Several studies show that eribulin can render residual tumors less aggressive and less metastatic by reversing EMT to MET states [9, 31]. EMT has been found to play important roles in tumor progression by decreasing intercellular cohesion, increasing cellular migration, and advancing resistance to anticancer agents [32, 33]. Eribulin treatment can significantly suppress the signal pathway of transforming growth factor (TGF)-β, vascular endothelial growth factor (VEGF), and basic fibroblast growth factor (bFGF) after the start of drug infusion [23, 34,35,36]. With this suppressive property, eribulin can inhibit neoangiogenesis, reverse EMT, and induce MET in tumor tissue [9, 31, 32]. Multiple gene expression analyses have identified gene signatures associated with TGF-β1 signaling which are linked to the acquisition of EMT and stem-cell-like phenotypes exhibited by breast cancer cells [37]. Yoshida et al. reported that eribulin monotherapy of triple-negative breast cancer cells significantly upregulated the mRNA expression of epithelial markers and simultaneously decreased the levels of several mesenchymal markers, leading to the inhibition of neoangiogenesis and the reversal of EMT in a TGF-β1-induced EMT model [9]. Therefore, on the basis of both the present and previous findings, we considered that eribulin might be an efficient therapeutic agent for eliminating tumor hypoxic condition, although the mechanism by which eribulin treatment eliminates the tumor hypoxic condition has not yet been completely elucidated.

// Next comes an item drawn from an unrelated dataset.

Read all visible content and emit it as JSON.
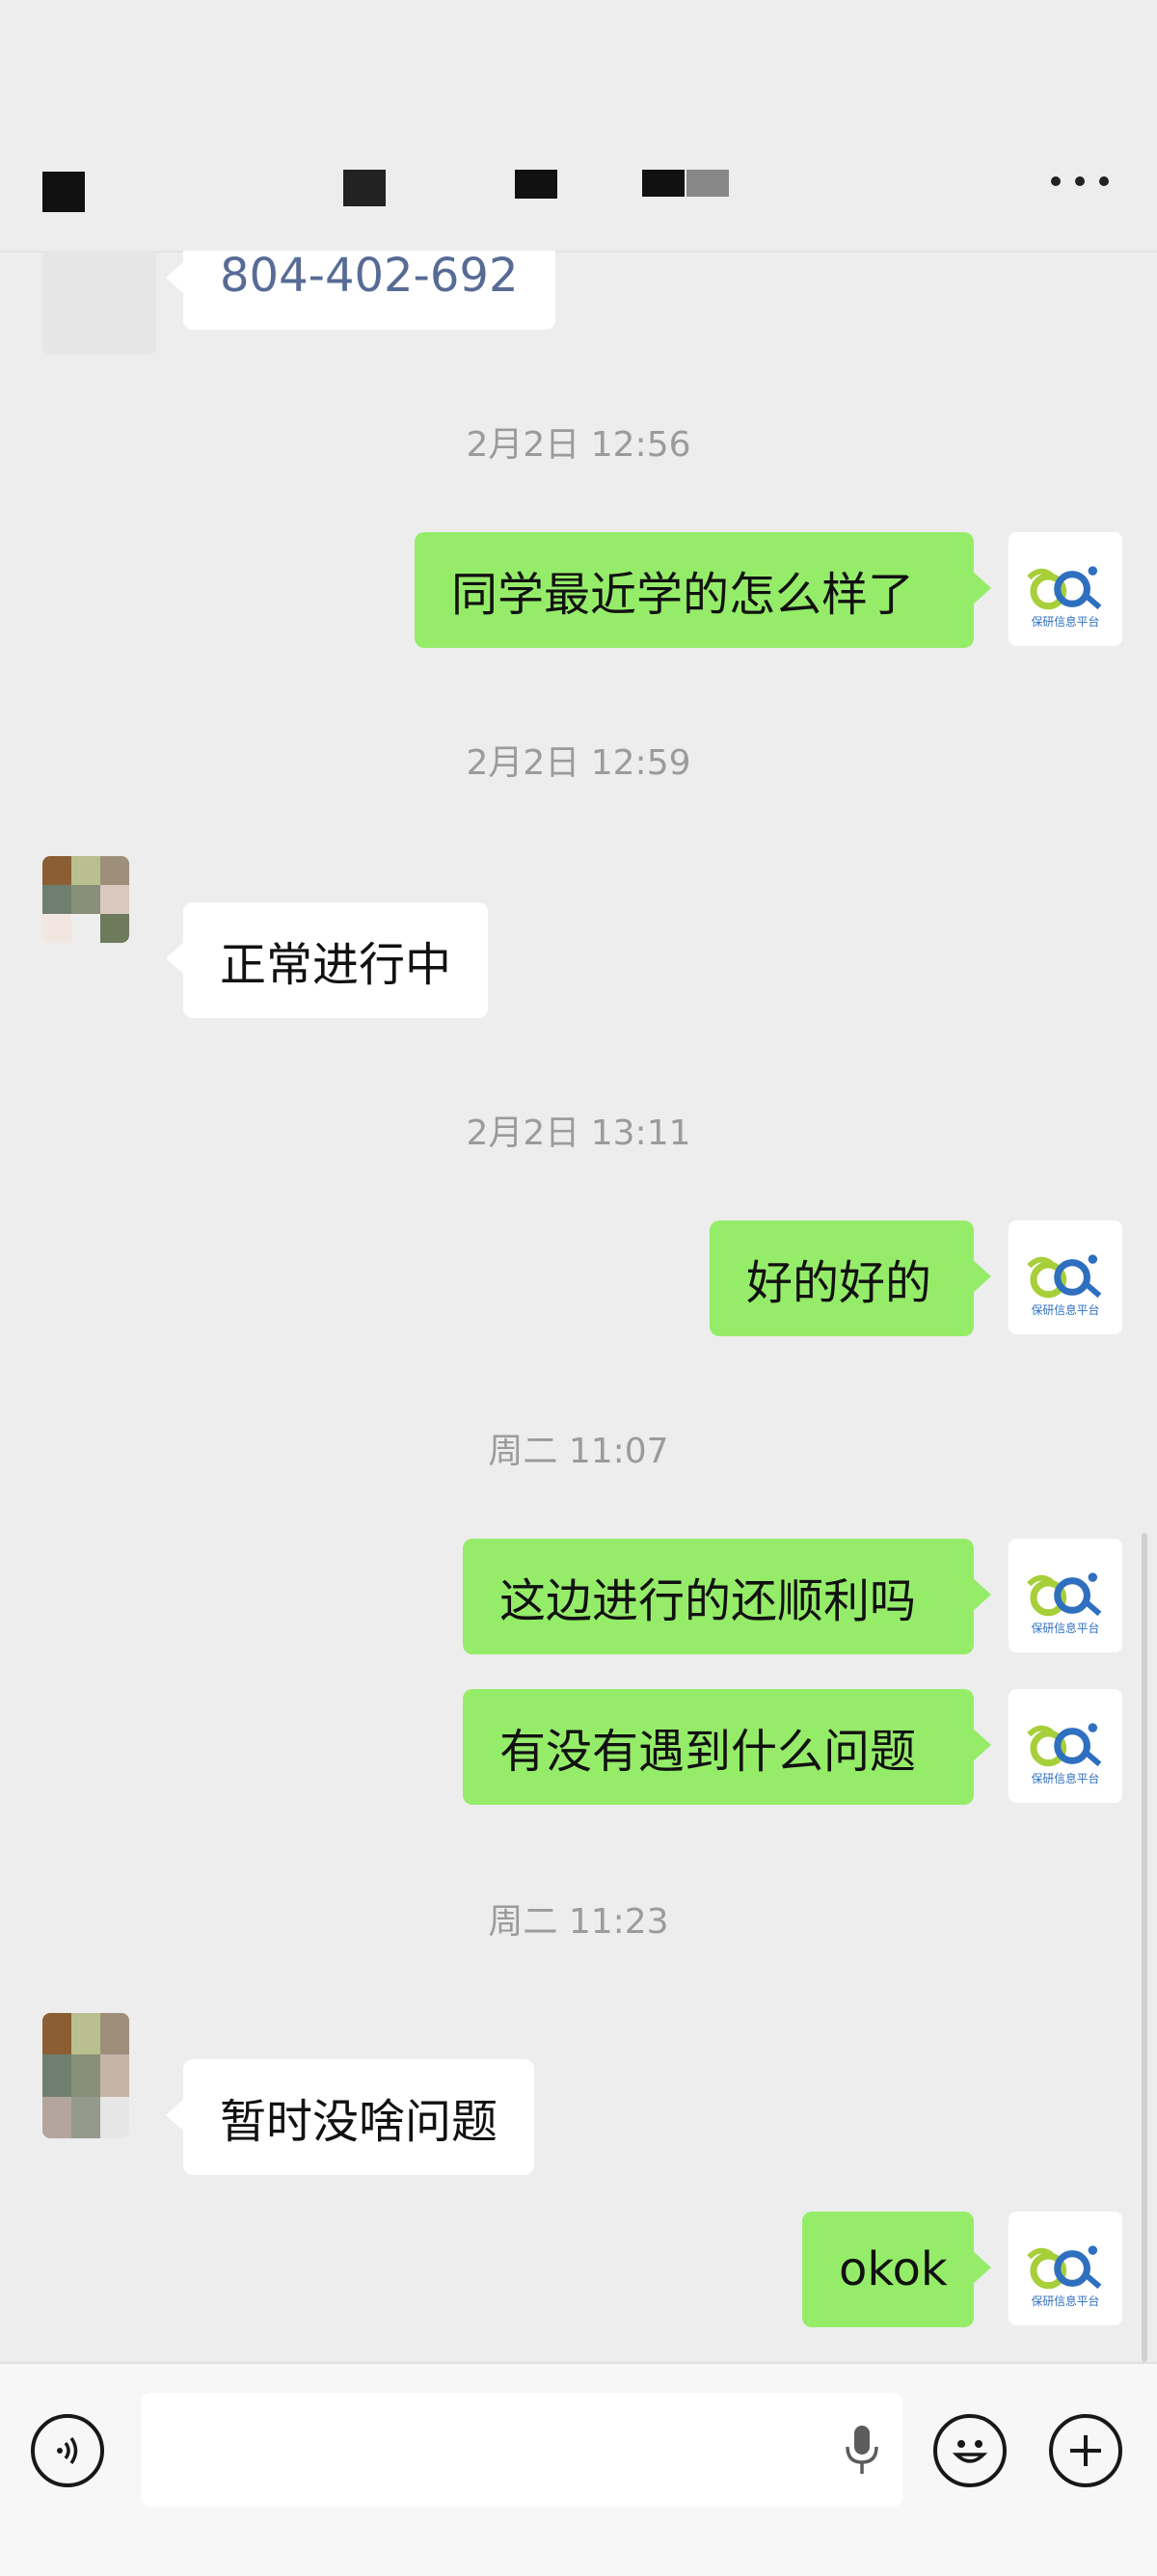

The limitation of our study was that only one tumor xenograft model (MDA-MB-435S tumor xenograft) was used to evaluate the effects of eribulin on the tumor hypoxic condition using 18F-FMISO hypoxia imaging. MDA-MB-435S cells have been widely used as a highly metastatic human tumor xenograft model for in vivo animal studies. The tumor xenograft was associated with significantly increased hypoxia and reduced necrosis and was used to measure tumor tissue perfusion using 18F-FMISO PET imaging [38]. Also, preclinical antitumor activity of eribulin has been widely investigated in this xenograft model [39]. However, it is known that there are inherent intra- and intertumoral variations in tumor hypoxia. Therefore, we consider that various human xenografts, including breast cancer, soft tissue sarcoma, and non-small cell lung cancer, etc., should be used to further confirm our present results.


In conclusion, by using a hypoxia imaging technique with 18F-FMISO, we demonstrated the elimination of the tumor hypoxic condition by eribulin treatment, indicating the antivascular activity of eribulin and remodeling of the tumor vasculature. These findings indicate that PET imaging using 18F-FMISO may provide the possibility to detect the early treatment response in clinical patients undergoing eribulin treatment.